Episode 2 State Machine Replication
10/13/2023
We ended up the last episode with definition of the Consensus Problem So we will try to come up with something to solve the Consensus problem.
Assume we have one machine with single threaded single core or guarantied as single core single threaded (Node) and It has state this state is Hash Table To change the state of this node i must make RPC to make an operation for example set(k1, v1), This is network call so it will take some time to complete the operation and return the response. There is different between invocation time (make the call) and the completion time (The k1 is v1 now).
Multiple call on the node from different client
So I have two option if the two option
Concurrent Execution
Meaning there is overlapping window between the two clients call (join). The green area is the overlapping window
Sequential Execution
Meaning there is no overlapping window between the two call (disjoint)
Design Key value store
The design will be as follow. We have single machine hold in memory hash table, the interface to this store will be (get, set, contains, and remove) and you have to make network call to store what you want.
Consistency Guarantee from the node (single core single threaded or it act like single core single threaded) is if c1 make a call to set(k1, v1) and after that immediately c2 make a call get(k1) c2 should get v1 WHYYYY ?!. Because this is single core single threaded he process one call at a time so even the call from c1 didn’t finish setting the k1 c2 call will wait until c1 call processed until then there is already k1 -> v1 in the hash table.
Even though the two call appears concurrently (overlapping) but the actual behavior is Sequential Execution. This property called Strong Consistency
Strong Consistency
Is property of system that behaving from the outside as like Single core single threaded, The Execution is happened as sequential order. In this image this node is strong consistent because in the inside is concurrently but from the outside they happened sequentially.
Scale this model to three node
So now we need to scale this to 3 node under those requirement
- Strong Consistency.
- No Single point of failure (SPOF) or (fault tolerant). The system must be Stateful distributed, the state is replicas (No External State).
The model will be
So we will try to come up with a solution to make the three node agree on one state (consensus). The first thing will come into our mid is if any of the node get a write it will tell the rest node what to change to to reach the same state, but what if c1 send set(k1, v1) to n1 and c2 send also in the same time set(k1, v1) to n2 we will reach in a weird state depending which call the other late or early there will be no consensus among the three node.
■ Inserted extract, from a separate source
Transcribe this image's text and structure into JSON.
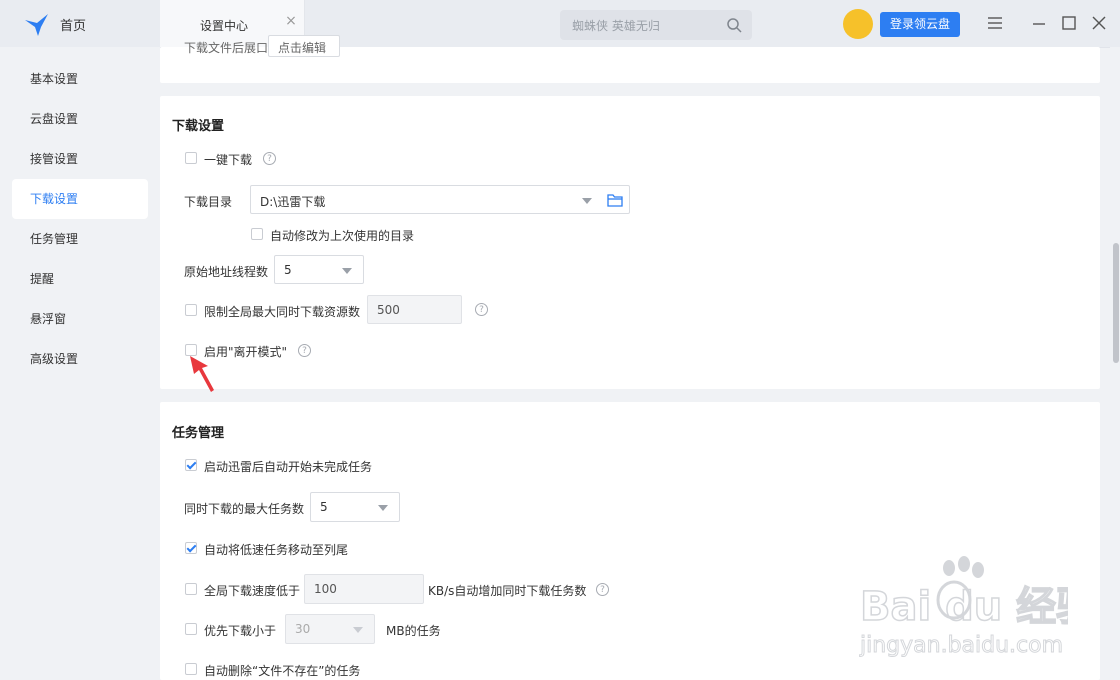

So will need what we call Total Order (Order of operation):
Total Order (Order of operation)
We must agree on a way or some algorithm which operation is the first and which is the second. Which operation I must execute first and so on.
Suppose we have state for example counter and there is a set of command for example increment and decrement like this. The Register or the counter or even the hash map called State Machine because the command can change the state into another state, So What we are trying to solve is replicating the state among all node this is called State Machine Replication (SMR). Replicating the state (counter or register of hash map).
Replicating the commands
Assume we have n1 and n2 with the same initial state, running the same code (same algorithm) if they are executing the same command with the same order they defiantly will land in the same state so i don’t need to replicate the state i only need to replicate the command (same initial state, and same algorithm of course). We can replicate the Node under Three condition:
- Same Initial State
- Same code (same algorithm)
- Total Order of events(or commands)
Add new node to the cluster
With that knowledge it’s becoming easier to add node to the cluster I have two option:
Add Node with vanilla state
Add node with vanilla state and execute all the command from the very start with same order until we finish
Take snapshot from existing node (take fresh state)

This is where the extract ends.